Faltaba todavía bastante tiempo para que terminásemos nuestras tareas en las praderas del Chulyma-Minusinsk. En el curso de ellas visitamos y estudiamos lagos ricos en sal de cocina, en los que había instalaciones primitivas para extraerla de las aguas salinas; otros que contienen sosa, como el lago de los Gansos y el Saletra; algunos con sales de Glauber, semejantes al Szira, y muchos más. Nos detuvimos en la mina Julia, con sus yacimientos de minerales cupríferos, explotados por una Compañía inglesa; vimos depósitos de hierro y manganeso, y penetramos muy al Sur en dirección al distrito de Minusinsk, entre las últimas estribaciones del Gran Altai. A medida que nos internábamos más en las llanuras del Chulyma, a la orilla izquierda del Yenisei, pasábamos con suma frecuencia junto a hileras de grandes y pequeños dólmenes, y a veces frente a grupos de esta clase de monumentos, que marcan el lugar de las horodyshcha, o fosa común de las primitivas tribus, barridas de allí por alguna catástrofe.
El país, en el que los tártaros del Abakán acampan con sus rebaños, es un vasto, confuso e histórico cementerio, usado en distintas épocas por los miguros, soyotos, kalchasmongoles, oletos y djungaros y por otras innumerables tribus nómadas, masas hermanas criadas en el ubérrimo seno de Asia, esa madre de los pueblos. Dichas tribus, impulsadas por sus peculiares motivos y razones, habitaron o cruzaron esas dilatadas planicies atravesadas por la cordillera rojiza de los Kisill-Kaya y sus ramificaciones, que la unen al Sudoeste con las montañas del Altai. Allí cabalgaron las hordas de Gengis-Jan el Conquistador, de Tamerlán el Cojo, del terrible Gondjur y del último vástago del Gran Mongol, Amursan-Jan. En tiempos remotos, el mismo camino fue seguido por los mercaderes de Babilonia y Ecbatana y por los belicosos aventureros de las laderas septentrionales del Pamir. Todos ellos dejaron tras de sí las tumbas de los que sucumbían en las empresas, marcadas por esos rojos monolitos o dólmenes. Se puede encontrar en esos históricos enterramientos espadas, flechas, hachas de bronce y hierro, bocados y estribos de cobre y plata, doradas hebillas de bridas y aretes de mujer; pero raras veces se han hallado los huesos de los sepultados, porque el tiempo y la Naturaleza han destruido esas humanas reliquias.

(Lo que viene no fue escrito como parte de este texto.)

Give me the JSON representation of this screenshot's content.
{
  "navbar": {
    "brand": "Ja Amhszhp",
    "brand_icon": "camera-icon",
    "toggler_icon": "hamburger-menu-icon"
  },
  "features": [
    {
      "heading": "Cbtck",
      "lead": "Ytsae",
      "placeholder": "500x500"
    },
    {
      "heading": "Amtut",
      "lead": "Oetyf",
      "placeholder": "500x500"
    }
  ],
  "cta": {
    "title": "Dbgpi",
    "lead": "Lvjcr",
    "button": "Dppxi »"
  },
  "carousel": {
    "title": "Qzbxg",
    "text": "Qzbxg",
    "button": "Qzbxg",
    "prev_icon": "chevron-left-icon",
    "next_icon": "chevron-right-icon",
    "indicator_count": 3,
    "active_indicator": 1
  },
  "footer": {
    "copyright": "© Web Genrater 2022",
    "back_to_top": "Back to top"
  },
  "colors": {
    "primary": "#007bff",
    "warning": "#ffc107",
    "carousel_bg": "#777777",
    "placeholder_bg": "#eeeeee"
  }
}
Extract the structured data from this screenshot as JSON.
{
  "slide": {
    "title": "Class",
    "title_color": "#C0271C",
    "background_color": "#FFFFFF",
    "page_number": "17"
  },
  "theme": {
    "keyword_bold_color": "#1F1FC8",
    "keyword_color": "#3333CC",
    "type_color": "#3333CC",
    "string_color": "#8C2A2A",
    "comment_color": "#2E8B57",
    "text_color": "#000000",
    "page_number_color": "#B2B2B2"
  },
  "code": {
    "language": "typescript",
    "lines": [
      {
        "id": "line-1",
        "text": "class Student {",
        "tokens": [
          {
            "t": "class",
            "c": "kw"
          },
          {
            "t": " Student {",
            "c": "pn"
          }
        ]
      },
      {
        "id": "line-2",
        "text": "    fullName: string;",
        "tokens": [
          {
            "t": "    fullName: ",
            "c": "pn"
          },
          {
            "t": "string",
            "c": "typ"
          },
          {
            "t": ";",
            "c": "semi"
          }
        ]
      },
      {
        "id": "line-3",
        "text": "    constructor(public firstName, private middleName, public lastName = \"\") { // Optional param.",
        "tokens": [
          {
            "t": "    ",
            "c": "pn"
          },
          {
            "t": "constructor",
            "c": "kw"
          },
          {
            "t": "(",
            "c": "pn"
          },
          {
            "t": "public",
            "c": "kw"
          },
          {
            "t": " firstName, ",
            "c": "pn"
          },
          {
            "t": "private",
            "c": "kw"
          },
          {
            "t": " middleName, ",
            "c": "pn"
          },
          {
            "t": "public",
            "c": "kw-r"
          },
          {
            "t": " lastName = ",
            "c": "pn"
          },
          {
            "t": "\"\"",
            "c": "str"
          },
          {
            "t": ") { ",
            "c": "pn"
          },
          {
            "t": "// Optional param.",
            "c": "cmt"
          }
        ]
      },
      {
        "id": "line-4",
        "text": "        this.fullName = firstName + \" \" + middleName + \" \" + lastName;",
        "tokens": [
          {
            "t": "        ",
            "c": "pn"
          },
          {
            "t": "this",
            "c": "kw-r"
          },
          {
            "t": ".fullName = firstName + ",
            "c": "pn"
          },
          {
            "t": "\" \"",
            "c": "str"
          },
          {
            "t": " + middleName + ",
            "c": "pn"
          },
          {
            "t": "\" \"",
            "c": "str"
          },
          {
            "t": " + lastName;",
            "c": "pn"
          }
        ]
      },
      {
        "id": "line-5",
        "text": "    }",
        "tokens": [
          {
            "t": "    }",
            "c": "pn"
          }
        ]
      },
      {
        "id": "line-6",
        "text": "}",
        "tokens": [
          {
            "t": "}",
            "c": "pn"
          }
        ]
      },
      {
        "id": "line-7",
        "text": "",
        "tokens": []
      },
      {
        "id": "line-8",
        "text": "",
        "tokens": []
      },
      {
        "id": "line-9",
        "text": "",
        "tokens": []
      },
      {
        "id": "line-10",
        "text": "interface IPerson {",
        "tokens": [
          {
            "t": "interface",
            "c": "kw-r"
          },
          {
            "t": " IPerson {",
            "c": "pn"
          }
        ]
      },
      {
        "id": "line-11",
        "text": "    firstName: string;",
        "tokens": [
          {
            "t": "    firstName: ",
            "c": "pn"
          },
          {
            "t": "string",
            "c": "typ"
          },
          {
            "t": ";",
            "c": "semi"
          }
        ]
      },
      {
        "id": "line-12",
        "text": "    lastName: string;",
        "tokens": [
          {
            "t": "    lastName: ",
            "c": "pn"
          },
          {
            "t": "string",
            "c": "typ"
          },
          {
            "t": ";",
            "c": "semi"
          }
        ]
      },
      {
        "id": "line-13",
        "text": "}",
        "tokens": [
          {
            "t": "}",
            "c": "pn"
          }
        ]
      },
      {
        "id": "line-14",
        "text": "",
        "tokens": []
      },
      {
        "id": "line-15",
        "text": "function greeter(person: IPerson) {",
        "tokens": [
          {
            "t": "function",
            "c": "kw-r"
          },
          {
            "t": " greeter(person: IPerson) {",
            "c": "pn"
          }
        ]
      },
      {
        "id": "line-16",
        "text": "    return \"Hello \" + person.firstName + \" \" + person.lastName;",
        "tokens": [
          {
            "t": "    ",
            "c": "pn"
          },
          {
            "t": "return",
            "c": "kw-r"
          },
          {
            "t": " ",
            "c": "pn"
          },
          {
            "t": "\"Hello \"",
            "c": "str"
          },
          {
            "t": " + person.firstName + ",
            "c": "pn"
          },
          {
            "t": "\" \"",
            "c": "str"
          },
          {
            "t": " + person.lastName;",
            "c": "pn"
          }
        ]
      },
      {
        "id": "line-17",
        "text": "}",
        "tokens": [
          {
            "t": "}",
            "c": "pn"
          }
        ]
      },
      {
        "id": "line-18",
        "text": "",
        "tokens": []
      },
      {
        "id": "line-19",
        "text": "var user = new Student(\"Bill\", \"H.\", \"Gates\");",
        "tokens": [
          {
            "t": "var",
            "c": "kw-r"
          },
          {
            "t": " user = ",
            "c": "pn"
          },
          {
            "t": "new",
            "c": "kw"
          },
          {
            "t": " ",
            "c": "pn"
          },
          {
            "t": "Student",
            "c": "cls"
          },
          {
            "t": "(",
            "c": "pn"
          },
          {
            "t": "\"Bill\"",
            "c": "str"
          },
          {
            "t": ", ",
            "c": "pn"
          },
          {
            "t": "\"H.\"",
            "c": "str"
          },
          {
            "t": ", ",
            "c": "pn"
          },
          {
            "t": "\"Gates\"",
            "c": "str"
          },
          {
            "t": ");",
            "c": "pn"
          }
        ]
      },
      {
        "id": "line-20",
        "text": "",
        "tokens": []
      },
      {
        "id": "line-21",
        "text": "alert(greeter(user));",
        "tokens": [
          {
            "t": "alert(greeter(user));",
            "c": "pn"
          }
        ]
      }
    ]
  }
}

Entre los más numerosos pequeños dólmenes, de trecho en trecho se yergue un arrogante pilar coronado por un remate de pizarra. Son los sepulcros hechos por el sanguinario Gengis Temuchín. Los mandó erigir en sus campos de batalla sobre los cuerpos de sus hijos, sus adalides y sus guerreros, jalonando así la ruta sangrienta del invencible Conquistador. Aun hoy sirven de mojones de los Urales a Pekín y Tasjent, para apreciar las distancias en el territorio, de otro modo no medido.